Moutn man is just fine.
Bless your heart
You should watch me howl at the full moon.
1. Caths? So, Protestants would be "Prots"?
2. How can YOU read the hearts of ALL 1.6 billion Catholics on this earth and make the blanket statement that they don't apply the Bible?
3. Why do you decide that the GREEKS had all the answers about Jesus and Mary? One of my oldest friends was married to a wonderful Greek man and I used to visit them often. I learned all about Greek Orthodoxy and I never did hear what you just wrote.
4. I NEVER, EVER learned that we had to go through Mary, or ANYONE, to get to Christ. Of course, I only took religion classes for 12 years and have been attending DAILY Mass for decades. The "Our Father" is an old prayer that Jesus said to His Father in heaven. How intimate is that? Jesus TAUGHT us to pray.
Perhaps you were speaking with someone who knew JACK about the Catholic faith. If you have a question about Catholicism you can go to two websites:
1. Catholic Online http://www.catholic.org/
or
2. Catholic Answers http://www.catholic.com/
for REAL answers from Catholics who make it their business to answer questions about our faith. People from anywhere can ask all kinds of questions. There you will get answers that you might not get here on the FR.
NO reason to be afraid. NO ONE will try to convert you or put you down.
God bless you and yours.
See Mathew 25:31-46....our own actions mean a lot in our salvation!!
No Catholic believes in this stuff. No need to be born again. We having the Living Bread. The Holy Eucharist. Believed by a constellation of theologians for over 2000 years: saints, martyrs, and stigmatists.
You did not address the issue I raised in my post to you.

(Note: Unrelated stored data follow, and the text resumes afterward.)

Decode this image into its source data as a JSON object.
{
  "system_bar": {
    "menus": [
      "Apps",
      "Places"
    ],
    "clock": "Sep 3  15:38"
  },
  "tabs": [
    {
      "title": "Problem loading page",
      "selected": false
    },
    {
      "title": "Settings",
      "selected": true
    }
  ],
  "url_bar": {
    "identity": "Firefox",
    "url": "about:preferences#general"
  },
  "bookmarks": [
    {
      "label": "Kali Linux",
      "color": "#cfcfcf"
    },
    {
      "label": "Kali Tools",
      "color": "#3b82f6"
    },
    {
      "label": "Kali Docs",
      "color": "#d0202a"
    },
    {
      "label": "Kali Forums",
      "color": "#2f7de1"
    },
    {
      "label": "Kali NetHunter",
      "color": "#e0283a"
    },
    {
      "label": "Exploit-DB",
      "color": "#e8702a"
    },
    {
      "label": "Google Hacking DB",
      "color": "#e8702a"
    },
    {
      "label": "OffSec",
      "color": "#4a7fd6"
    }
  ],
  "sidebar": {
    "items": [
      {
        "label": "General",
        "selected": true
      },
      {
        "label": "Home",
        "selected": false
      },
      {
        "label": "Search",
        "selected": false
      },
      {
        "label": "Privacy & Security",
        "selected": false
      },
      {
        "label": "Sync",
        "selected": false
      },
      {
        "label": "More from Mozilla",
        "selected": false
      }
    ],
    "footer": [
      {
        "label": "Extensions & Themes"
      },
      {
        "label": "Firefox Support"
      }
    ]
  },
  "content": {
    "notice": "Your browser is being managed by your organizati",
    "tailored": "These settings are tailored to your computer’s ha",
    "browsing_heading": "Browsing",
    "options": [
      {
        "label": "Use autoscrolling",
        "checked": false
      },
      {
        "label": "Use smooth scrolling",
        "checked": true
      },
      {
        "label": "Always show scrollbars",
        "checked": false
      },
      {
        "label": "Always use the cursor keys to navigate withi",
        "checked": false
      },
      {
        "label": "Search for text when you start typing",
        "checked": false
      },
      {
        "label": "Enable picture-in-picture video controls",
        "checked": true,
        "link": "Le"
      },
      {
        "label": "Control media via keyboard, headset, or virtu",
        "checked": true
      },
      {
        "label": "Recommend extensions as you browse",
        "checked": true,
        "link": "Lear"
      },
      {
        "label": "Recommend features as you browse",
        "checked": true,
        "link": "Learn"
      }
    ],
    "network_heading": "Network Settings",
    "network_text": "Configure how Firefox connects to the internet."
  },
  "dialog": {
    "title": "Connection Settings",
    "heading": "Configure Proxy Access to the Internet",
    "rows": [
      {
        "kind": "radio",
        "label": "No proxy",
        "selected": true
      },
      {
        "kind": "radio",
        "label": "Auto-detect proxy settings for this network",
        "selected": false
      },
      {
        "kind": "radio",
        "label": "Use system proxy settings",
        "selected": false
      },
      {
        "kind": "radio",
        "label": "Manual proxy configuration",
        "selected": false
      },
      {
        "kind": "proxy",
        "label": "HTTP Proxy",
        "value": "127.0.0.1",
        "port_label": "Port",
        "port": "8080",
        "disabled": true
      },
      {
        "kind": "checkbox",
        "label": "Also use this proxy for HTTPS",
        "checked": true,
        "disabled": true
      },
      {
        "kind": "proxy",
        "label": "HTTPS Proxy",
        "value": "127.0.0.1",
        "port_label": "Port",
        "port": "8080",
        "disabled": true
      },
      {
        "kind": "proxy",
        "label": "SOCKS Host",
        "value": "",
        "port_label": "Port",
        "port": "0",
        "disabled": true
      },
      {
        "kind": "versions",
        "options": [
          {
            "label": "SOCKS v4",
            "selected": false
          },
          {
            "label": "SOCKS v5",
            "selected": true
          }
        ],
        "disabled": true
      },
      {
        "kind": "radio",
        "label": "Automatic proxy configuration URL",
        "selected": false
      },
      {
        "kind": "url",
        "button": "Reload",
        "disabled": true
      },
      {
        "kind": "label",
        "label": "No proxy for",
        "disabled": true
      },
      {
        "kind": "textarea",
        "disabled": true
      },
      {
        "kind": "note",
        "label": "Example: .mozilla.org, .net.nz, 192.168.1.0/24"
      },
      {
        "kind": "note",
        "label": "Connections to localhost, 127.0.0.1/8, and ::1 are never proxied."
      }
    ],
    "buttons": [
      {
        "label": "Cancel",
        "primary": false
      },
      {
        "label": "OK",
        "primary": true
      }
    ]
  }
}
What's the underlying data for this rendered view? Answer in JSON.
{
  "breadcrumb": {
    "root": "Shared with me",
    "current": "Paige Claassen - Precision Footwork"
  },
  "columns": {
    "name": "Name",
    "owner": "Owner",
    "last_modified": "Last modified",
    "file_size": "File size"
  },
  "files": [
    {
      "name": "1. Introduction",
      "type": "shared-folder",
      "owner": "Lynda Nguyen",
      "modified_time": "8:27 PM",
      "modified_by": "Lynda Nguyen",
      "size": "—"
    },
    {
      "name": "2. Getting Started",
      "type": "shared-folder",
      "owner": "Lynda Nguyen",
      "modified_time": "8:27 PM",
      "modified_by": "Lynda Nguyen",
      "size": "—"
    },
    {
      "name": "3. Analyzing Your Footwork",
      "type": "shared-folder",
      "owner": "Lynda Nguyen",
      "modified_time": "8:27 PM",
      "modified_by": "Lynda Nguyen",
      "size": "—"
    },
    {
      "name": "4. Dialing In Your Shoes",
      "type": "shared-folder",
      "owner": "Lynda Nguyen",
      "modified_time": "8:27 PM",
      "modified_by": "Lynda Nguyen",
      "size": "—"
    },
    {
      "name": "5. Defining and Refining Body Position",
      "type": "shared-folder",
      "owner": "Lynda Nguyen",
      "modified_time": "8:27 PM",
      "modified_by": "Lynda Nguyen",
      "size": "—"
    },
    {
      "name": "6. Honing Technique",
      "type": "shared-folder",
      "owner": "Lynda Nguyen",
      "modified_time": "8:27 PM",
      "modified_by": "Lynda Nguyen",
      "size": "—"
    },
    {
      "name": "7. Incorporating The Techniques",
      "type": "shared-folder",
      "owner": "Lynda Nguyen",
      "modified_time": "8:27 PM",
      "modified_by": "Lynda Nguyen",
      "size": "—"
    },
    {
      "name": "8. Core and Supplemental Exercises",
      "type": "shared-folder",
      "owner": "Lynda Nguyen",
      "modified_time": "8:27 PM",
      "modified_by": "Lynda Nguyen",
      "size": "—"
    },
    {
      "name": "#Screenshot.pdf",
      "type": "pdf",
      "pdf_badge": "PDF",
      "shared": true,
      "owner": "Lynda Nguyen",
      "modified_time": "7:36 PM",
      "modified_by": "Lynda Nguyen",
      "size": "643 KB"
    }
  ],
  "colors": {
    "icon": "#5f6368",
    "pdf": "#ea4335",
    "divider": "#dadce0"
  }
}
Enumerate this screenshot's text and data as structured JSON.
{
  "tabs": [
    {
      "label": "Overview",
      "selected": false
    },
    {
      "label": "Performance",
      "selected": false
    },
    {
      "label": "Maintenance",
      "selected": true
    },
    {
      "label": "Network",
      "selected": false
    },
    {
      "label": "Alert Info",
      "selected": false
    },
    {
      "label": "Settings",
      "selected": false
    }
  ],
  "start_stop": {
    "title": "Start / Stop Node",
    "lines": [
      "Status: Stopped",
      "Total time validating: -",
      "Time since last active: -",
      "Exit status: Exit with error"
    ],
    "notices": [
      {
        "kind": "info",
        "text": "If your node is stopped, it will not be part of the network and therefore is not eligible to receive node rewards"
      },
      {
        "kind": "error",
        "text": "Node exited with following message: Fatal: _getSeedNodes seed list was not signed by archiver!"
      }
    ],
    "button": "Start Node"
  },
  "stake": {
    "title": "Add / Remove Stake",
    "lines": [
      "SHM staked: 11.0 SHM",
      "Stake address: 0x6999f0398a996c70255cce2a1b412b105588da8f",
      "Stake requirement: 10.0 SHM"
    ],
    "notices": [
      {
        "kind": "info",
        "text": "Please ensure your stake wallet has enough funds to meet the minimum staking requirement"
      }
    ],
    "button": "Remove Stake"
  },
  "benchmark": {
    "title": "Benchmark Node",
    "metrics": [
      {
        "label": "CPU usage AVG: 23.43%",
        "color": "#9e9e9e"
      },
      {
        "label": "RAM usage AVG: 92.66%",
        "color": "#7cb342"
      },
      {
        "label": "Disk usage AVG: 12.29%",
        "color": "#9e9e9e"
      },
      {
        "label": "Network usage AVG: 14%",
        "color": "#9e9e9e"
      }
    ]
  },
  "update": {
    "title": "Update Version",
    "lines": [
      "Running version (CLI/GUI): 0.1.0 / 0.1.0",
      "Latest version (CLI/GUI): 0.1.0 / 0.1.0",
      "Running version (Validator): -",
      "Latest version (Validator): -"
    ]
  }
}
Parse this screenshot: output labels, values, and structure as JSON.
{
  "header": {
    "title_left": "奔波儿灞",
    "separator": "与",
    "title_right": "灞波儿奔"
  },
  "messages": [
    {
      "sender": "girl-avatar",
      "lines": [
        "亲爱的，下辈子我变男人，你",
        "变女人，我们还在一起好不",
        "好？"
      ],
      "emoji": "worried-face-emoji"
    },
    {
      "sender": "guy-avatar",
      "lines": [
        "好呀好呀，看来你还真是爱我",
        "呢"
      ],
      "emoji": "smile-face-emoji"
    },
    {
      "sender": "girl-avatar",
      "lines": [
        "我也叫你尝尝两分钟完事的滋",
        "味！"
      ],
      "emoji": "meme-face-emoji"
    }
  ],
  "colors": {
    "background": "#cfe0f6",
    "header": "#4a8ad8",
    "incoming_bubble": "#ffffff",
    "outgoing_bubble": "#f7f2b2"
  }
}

I am always amazed when a Protestant objects to Catholic claims of being the one true church. Does not every Protestant preacher present the teaching of his denomination as being the truth and that of other denominations as being false? Do not Protestant posters here at FR present their opinions as the truth against all other interpretations of the gospel? If they do not claim to hold the one true gospel then perhaps they should add the phrase "but this might not actually be true" to everything they preach.